По поводу выкидыша оговор Дмитриевой падает на несколько лиц. Если верить ей, то Карицкий убедил Сапожкова, убедил Дюзинга принять участие в этом деле и, наконец, покончил его собственной рукой. Ни одного из этих фактов ничем следствие не подтвердило. Обвинительный акт говорит, что Дюзинг и Сапожков признали, что Карицкий делал им предложение. Это неправда. Вы обоих подсудимых слышали; от защиты их вы услышите разбор оговора в этой части. Относительно правдоподобия оговора Дмитриевой о проколе я уже говорил. Сапожков же и Кассель показали нам, что виновника прокола надо искать не между подсудимыми. Сапожков особенною дружбой к Карицкому себя не заявил. Ведь он сделал донос об острожном свидании Карицкого, едва разнесся слух об этом. Так, если бы было верно, что приехавши от Карицкого после прокола пузыря, Дмитриева сказала об этом Сапожкову, не умолчал бы он о том. Кассель говорила о другом лице не только здесь на суде, но и прежде Стабникову. Как ни старались опорочить Стабникова, свидетельство его осталось, записка тоже. Сомневались в его честности, предполагали его участие во многих уголовных делах. Но мало ли в чем сомневалась защита Дмитриевой, мало ли во что она верила. Ее личное доверие и сомнение еще ровно ничего не доказывают. Что же касается участия Стабникова в уголовных делах, то после вопросов обвинителя и ответов Стабникова несомненно, что прокуратура в своих намерениях потерпела полное поражение.

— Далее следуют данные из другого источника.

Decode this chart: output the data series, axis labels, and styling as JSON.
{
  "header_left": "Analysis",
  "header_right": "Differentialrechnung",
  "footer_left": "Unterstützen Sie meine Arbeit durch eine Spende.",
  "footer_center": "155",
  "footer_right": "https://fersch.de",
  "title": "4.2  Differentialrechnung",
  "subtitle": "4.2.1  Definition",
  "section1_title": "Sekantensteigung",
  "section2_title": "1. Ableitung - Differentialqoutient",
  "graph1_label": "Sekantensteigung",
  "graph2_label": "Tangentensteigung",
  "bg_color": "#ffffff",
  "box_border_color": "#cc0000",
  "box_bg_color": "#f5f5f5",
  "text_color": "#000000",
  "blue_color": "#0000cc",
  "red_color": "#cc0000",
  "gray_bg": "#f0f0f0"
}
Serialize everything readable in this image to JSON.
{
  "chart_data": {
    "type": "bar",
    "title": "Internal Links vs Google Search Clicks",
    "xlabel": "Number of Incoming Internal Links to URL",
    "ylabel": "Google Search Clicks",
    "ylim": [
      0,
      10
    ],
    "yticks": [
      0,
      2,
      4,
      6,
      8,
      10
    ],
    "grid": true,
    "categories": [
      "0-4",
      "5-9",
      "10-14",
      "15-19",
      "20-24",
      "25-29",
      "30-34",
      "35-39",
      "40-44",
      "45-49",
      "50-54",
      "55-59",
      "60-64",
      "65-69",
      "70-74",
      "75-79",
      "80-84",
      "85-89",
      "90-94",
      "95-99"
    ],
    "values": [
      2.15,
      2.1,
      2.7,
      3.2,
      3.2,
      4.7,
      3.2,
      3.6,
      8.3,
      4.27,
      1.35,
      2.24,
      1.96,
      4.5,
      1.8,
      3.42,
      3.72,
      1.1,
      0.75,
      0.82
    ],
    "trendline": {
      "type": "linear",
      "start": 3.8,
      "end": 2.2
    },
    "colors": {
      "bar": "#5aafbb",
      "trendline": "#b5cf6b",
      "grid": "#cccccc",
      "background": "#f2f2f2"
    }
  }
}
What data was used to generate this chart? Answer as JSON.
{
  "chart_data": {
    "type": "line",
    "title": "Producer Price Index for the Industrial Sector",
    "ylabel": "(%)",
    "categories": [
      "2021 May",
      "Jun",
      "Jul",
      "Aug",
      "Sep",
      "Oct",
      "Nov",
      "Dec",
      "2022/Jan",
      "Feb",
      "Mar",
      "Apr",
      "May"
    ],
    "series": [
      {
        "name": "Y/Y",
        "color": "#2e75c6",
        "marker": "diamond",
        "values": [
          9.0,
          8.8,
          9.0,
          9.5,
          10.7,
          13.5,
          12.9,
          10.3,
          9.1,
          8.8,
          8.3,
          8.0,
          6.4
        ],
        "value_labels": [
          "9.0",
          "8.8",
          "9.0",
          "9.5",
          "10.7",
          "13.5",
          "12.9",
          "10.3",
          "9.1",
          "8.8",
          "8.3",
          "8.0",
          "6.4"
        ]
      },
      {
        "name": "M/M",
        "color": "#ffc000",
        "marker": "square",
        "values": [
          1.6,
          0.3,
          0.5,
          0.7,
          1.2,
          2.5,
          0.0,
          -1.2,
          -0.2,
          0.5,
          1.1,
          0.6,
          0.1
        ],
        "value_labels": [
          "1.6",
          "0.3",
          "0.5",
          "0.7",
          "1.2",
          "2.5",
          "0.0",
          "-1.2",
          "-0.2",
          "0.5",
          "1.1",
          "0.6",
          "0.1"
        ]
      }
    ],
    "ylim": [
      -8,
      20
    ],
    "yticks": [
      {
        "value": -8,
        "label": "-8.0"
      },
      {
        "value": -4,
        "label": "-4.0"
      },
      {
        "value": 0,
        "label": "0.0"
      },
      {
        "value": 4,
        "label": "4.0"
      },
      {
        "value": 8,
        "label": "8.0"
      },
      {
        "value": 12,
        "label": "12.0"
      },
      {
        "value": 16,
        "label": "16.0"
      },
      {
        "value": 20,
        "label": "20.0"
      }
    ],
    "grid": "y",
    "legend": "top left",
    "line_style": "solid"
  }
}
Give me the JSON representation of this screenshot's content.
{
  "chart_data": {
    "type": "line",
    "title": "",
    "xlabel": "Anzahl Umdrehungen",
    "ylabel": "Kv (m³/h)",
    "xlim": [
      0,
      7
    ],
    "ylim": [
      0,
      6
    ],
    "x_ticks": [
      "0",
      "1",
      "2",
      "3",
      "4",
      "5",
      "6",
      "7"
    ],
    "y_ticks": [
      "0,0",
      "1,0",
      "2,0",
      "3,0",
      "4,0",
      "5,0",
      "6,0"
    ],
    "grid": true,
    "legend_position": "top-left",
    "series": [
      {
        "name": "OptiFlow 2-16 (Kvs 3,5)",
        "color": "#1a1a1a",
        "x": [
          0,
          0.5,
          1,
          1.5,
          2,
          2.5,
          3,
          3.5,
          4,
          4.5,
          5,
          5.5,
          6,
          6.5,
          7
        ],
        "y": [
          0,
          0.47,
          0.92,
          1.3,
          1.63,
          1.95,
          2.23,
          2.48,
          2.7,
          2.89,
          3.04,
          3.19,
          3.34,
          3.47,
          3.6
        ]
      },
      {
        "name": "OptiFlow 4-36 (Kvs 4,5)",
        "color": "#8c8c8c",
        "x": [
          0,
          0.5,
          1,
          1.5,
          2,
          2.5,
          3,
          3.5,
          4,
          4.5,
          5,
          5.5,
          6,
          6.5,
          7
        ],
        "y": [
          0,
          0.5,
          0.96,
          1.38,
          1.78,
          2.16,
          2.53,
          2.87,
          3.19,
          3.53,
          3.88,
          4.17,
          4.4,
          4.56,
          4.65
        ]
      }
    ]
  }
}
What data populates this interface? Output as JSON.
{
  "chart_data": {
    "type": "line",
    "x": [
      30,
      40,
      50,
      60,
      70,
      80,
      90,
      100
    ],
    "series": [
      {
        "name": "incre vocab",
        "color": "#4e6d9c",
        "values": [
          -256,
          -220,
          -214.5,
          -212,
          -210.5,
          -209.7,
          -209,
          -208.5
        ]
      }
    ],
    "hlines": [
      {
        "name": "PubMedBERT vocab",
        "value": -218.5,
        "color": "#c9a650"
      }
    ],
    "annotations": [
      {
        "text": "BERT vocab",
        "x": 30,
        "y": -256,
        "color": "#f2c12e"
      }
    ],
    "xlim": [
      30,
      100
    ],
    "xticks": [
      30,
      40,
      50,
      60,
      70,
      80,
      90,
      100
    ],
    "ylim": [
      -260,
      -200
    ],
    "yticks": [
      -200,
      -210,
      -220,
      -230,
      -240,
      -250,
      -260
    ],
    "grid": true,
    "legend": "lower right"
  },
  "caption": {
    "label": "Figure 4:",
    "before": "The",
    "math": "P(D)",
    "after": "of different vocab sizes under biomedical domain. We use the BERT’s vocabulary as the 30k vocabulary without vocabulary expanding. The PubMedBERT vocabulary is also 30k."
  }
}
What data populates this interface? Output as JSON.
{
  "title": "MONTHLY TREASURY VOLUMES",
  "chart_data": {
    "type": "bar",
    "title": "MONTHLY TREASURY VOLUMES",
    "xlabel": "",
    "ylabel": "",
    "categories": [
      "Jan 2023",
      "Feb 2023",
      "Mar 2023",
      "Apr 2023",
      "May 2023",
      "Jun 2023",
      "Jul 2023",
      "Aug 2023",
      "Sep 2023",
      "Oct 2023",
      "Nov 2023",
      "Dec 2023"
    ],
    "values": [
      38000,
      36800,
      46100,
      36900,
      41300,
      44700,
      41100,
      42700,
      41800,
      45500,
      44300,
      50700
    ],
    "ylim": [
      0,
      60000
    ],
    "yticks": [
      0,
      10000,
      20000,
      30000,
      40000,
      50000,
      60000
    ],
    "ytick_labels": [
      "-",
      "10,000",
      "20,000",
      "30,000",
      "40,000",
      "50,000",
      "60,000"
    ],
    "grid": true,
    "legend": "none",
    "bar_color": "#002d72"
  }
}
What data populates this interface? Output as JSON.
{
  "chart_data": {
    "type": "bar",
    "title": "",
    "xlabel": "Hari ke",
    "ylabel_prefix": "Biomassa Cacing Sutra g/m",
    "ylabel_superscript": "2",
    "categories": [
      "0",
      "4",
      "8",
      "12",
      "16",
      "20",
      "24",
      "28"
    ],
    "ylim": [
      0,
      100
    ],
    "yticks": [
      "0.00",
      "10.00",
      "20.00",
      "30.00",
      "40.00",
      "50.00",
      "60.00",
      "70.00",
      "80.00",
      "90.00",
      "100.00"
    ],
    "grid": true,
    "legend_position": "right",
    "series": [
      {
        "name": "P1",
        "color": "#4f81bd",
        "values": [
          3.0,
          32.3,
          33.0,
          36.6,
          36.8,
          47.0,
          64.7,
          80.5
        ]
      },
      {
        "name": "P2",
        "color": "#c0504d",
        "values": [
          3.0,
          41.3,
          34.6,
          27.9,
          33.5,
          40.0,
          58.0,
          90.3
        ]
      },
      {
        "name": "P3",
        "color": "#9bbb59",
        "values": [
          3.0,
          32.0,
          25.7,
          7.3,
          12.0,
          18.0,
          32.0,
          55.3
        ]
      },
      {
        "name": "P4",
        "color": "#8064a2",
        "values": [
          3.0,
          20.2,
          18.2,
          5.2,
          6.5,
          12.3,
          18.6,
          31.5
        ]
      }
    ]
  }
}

Оговор Дмитриевой несостоятелен. Слова ее не подтверждаются, а вместе с этим и все обвинение Карицкого. Показание Дмитриевой – вот на чем построены предположения о виновности. Оговор подсудимого, даже и при отсутствии противоречий в нем, если его не подкрепляют сильные дополнительные доказательства,– опасная улика. Верить ему нужно осторожно. Много причин явиться ему на свет Божий, не имея за собой внутренней правды. Оговор снимает вину с оговаривавшего и перелагает ее на другого; оговор в соучастии иногда значительно облегчает вину оговаривавшего. В тюрьме развито широко учение об оговоре. Нам, ежедневно вращающимся с уголовными делами, сотни примеров приходят на память. Оговор Дмитриевой родился в тюрьме. В тюрьме после оговора в краже создала она и оговор в выкидыше. Но кроме общих причин для оговора у Дмитриевой есть и свои личные, особенные. Вы сами, видимо, доискивались этих причин, вы от себя предлагали Карицкому вопросы о причине, которая заставляет Дмитриеву клеветать на него. Тут надо принять две точки отправления. Иная причина, если была между ними связь, иная, если связи не было. Если не было связи, то обманутая надежда, данная ей Карицким, что ее сознание не поведет к осуждению, могло озлобить ее, и оговор, когда сознание привело ее в тюрьму, мог входить в план ее защиты, переносил вину на другое лицо и давал предположение, что дело потухнет во внимание к положению оговоренного. Раз дан толчок, раз злоба, месть овладела душой, а оговор недостаточно подтверждается, его усиливают другим. Допустим, что связь была. Тогда известное из следствия событие, что после кражи, обнаружившейся у Галича и сознанной Дмитриевой, Карицкий перестал бывать у нее, дает нам объяснение. Разрыв в минуту, когда помощь нужна, когда разрыв, соединенный с неисполненной надеждой, что дело будет замято, затруднял возвращение к семейству, мог дать толчок и мести, и оговору.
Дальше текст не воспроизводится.